Winter comes and goes and despite the doom and gloom of the press and the politicians, through sheer will and hard work and despite the efforts of government ministers to upstage each other with hand wringing and one-upmanship, NHS staff manage to cope.
No one would ever underestimate the effort and considerable goodwill needed to keep the NHS afloat, but what does not help is mudslinging from both sides of the House about failed policy with scant regard to the effect that this has on morale and the determination by staff to act in the patients’ best interest.
The latest headlines and in-depth exposé by the BBC illustrates the point: There are not enough hospitals beds – waiting times breached – winter crisis. We are back to same old, same old.
Why does this happen each year and why can’t we fix it? If there was a simple answer you would have thought that someone would have thought of it by now. But even if there was an answer, I cannot help but feel that it would be scuppered by a political party or politicians if only to try to claim any success as their own.
The current theme is that demand is exceeding available resources and at this rate the NHS will, we assume, implode, or even explode.
But I question the notion that ‘demand is increasing’, because to take this view without qualifying what this means and why is to ignore the root causes of how the NHS is, we are told, unable to cope.
There is no doubt that there is an increase in demand. With an increase in population (numbers and density in some areas), resources will be challenged. But to isolate the NHS from other factors that affect its performance is, in my view, missing the point.
Increasing demand must also be affected by local transport (or the lack of), poor planning (staff and services), a lack of investment and constant upheaval. If all these factors had been dealt with strategically and with some degree of joined up thinking, then the service may very well cope and even flourish.
If we take the last 20 years of political meddling in health care by successive governments and administrations we’ve got a clue as to what has gone wrong.
Under Labour we had restructuring, poor planning and costly projects (PFI), mixed economy, which bled money away from health care.
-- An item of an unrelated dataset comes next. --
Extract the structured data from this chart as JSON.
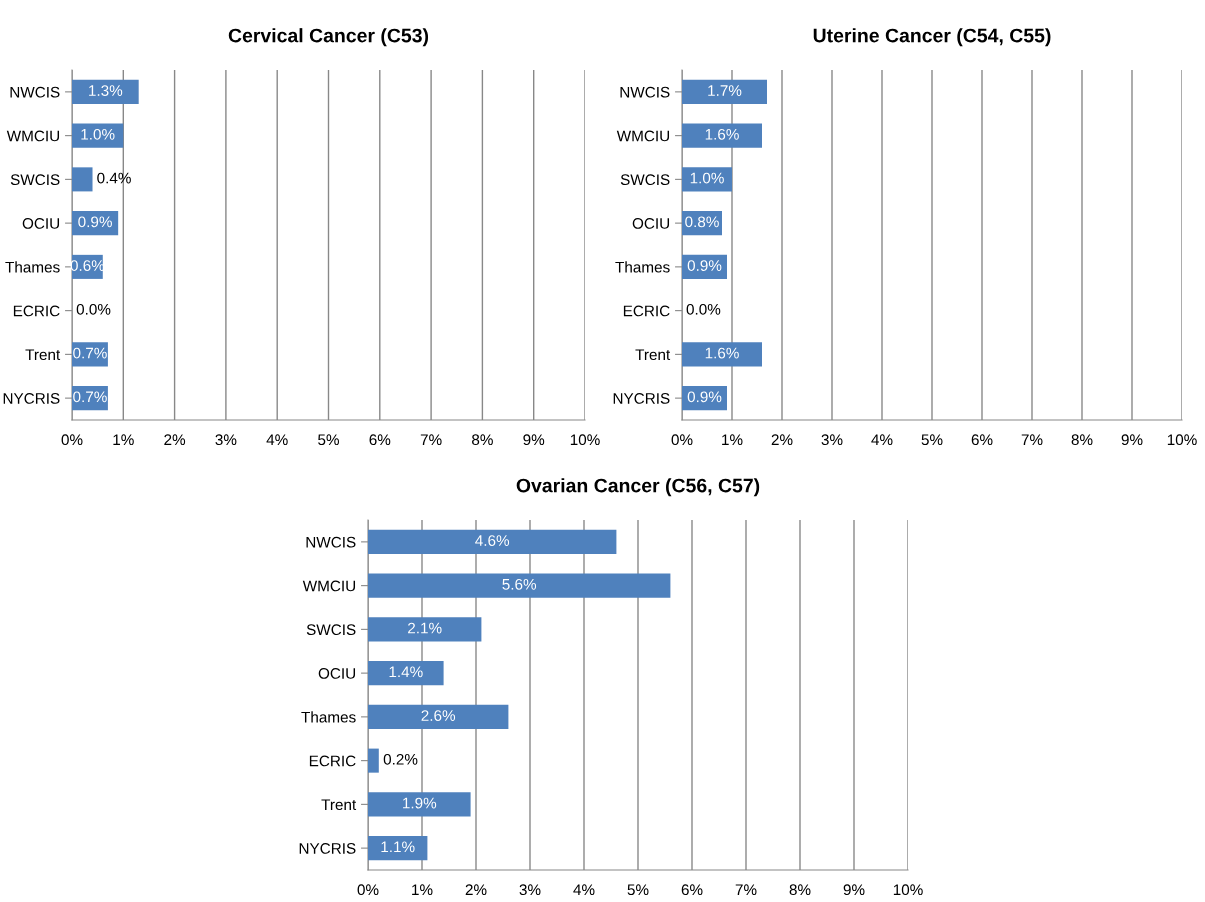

Under the coalition, we had re-organisation, poor planning, in-fighting and questionable investment.
Under the Tories we have had drivers to reduce cost and poor planning. (Just wait until the Sustainability and Transformation Plans kick in!) Some fanciful idea that staff are not working hard enough and need to work seven days to reduce morbidity, despite evidence that a key factor was lack of social and community care at weekends.
Under all these administrations we have had cuts in funding to local government, thereby undermining social and community care, which in turn places more strain on the NHS and the acute service in particular. Each time the Secretary of State fiddled whilst the staff suffered burn out.
Lack of across the board thinking about how acute care works with the secondary and social care sectors and a failure to appreciate that there are no quick fixes, have added nothing to the solution other than to create yet another sensationalist headline that the NHS is in crisis.
The tragedy is not the failure of the NHS to cope because the staff will not let it fail.
The tragedy is that no government is prepared to commit to long term policy, joined up thinking or increases in tax for the NHS, unless they can guarantee that they will remain in power to see it succeed.